Today I finished The Lion, the Witch and the Wardrobe and moved on to Prince Caspian. It's been entertaining so far. It's obviously a story for children, and told in the tone of a story teller, as if C.S. Lewis himself were speaking to you.

It's also quite obviously a morality tale of some sort. If I didn't already know that C.S. Lewis wrote about Christian ideas, even in his fiction, it would be easy to determine from these books. The parallels are striking, and he draws from European legends as well, particularly Norse and Greek. We have such Norse elements as the bitterly cruel winter, the White Witch, sledges, reindeer, dwarves, and so forth. We also have such decidedly Christian elements as a lion (the Lion of Judah, and St. Mark the Evangelist), eagles (St. John the Evangelist), a bull with a man's head (St. Luke the Evangelist), and humans (St. Matthew the Evangelist), the last being explicitly referred to as the Sons of Adam and the Daughters of Eve. There's enough symbolism to make your head spin.
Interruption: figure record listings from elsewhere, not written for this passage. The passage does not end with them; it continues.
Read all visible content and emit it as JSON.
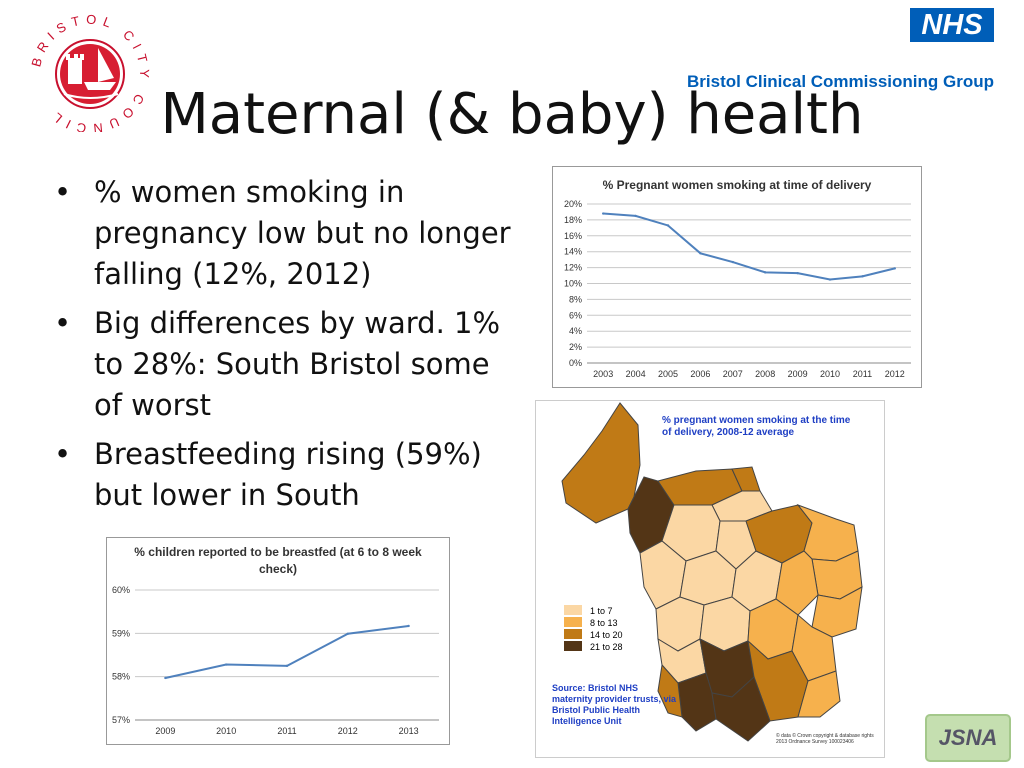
{
  "slide": {
    "title": "Maternal (& baby) health",
    "bullets": [
      "% women smoking in pregnancy low but no longer falling (12%, 2012)",
      "Big differences by ward. 1% to 28%: South Bristol some of worst",
      "Breastfeeding rising (59%) but lower in South"
    ],
    "council_logo_text": "BRISTOL CITY COUNCIL",
    "nhs_logo": "NHS",
    "ccg_name": "Bristol Clinical Commissioning Group",
    "jsna_badge": "JSNA",
    "accent_color": "#005eb8",
    "line_color": "#4f81bd"
  },
  "map": {
    "title": "% pregnant women smoking at the time of delivery, 2008-12 average",
    "legend": [
      {
        "label": "1 to 7",
        "color": "#fbd7a4"
      },
      {
        "label": "8 to 13",
        "color": "#f6b14d"
      },
      {
        "label": "14 to 20",
        "color": "#c07a16"
      },
      {
        "label": "21 to 28",
        "color": "#533516"
      }
    ],
    "source": "Source: Bristol NHS maternity provider trusts, via Bristol Public Health Intelligence Unit",
    "copyright": "© data © Crown copyright & database rights 2013 Ordnance Survey 100023406"
  },
  "chart_data": [
    {
      "type": "line",
      "title": "% Pregnant women smoking at time of delivery",
      "x": [
        "2003",
        "2004",
        "2005",
        "2006",
        "2007",
        "2008",
        "2009",
        "2010",
        "2011",
        "2012"
      ],
      "values": [
        18.8,
        18.5,
        17.3,
        13.8,
        12.7,
        11.4,
        11.3,
        10.5,
        10.9,
        11.9
      ],
      "ylim": [
        0,
        20
      ],
      "yticks": [
        "0%",
        "2%",
        "4%",
        "6%",
        "8%",
        "10%",
        "12%",
        "14%",
        "16%",
        "18%",
        "20%"
      ],
      "grid": true
    },
    {
      "type": "line",
      "title": "% children reported to be breastfed (at 6 to 8 week check)",
      "x": [
        "2009",
        "2010",
        "2011",
        "2012",
        "2013"
      ],
      "values": [
        57.97,
        58.28,
        58.25,
        58.99,
        59.17
      ],
      "ylim": [
        57,
        60
      ],
      "yticks": [
        "57%",
        "58%",
        "59%",
        "60%"
      ],
      "grid": true
    }
  ]
}
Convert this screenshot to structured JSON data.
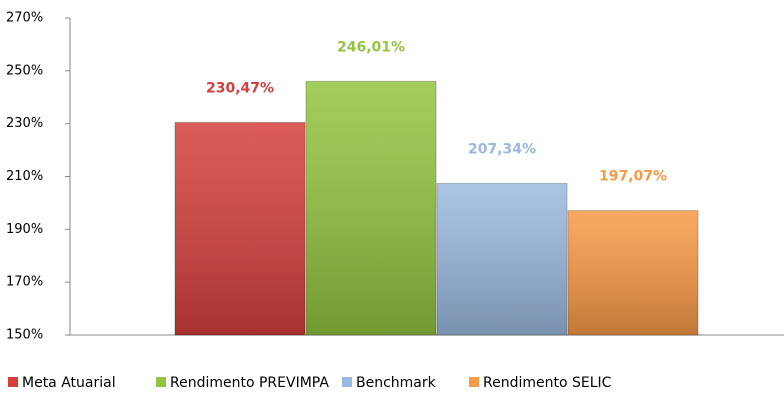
{
  "chart_data": {
    "type": "bar",
    "categories": [
      null
    ],
    "series": [
      {
        "name": "Meta Atuarial",
        "color": "#d43f3c",
        "values": [
          230.47
        ],
        "value_labels": [
          "230,47%"
        ]
      },
      {
        "name": "Rendimento PREVIMPA",
        "color": "#93c43f",
        "values": [
          246.01
        ],
        "value_labels": [
          "246,01%"
        ]
      },
      {
        "name": "Benchmark",
        "color": "#9bb9e0",
        "values": [
          207.34
        ],
        "value_labels": [
          "207,34%"
        ]
      },
      {
        "name": "Rendimento SELIC",
        "color": "#f89a45",
        "values": [
          197.07
        ],
        "value_labels": [
          "197,07%"
        ]
      }
    ],
    "ylim": [
      150,
      270
    ],
    "yticks": [
      {
        "value": 150,
        "label": "150%"
      },
      {
        "value": 170,
        "label": "170%"
      },
      {
        "value": 190,
        "label": "190%"
      },
      {
        "value": 210,
        "label": "210%"
      },
      {
        "value": 230,
        "label": "230%"
      },
      {
        "value": 250,
        "label": "250%"
      },
      {
        "value": 270,
        "label": "270%"
      }
    ],
    "grid": false,
    "legend": "bottom"
  }
}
And then we come to Aslan himself. Supposedly Steinbeck's The Old Man and the Sea included a Christ figure in the form of Santiago, the old fisherman. Please! Aslan is a Christ figure if there ever was one. His actions parallel the Passion and the Rapture. All the fisherman did was cut his hands on his fishing net.

Despite the fact that the Chronicles of Narnia was written for younger readers, I have the idea I'm going to enjoy it immensely.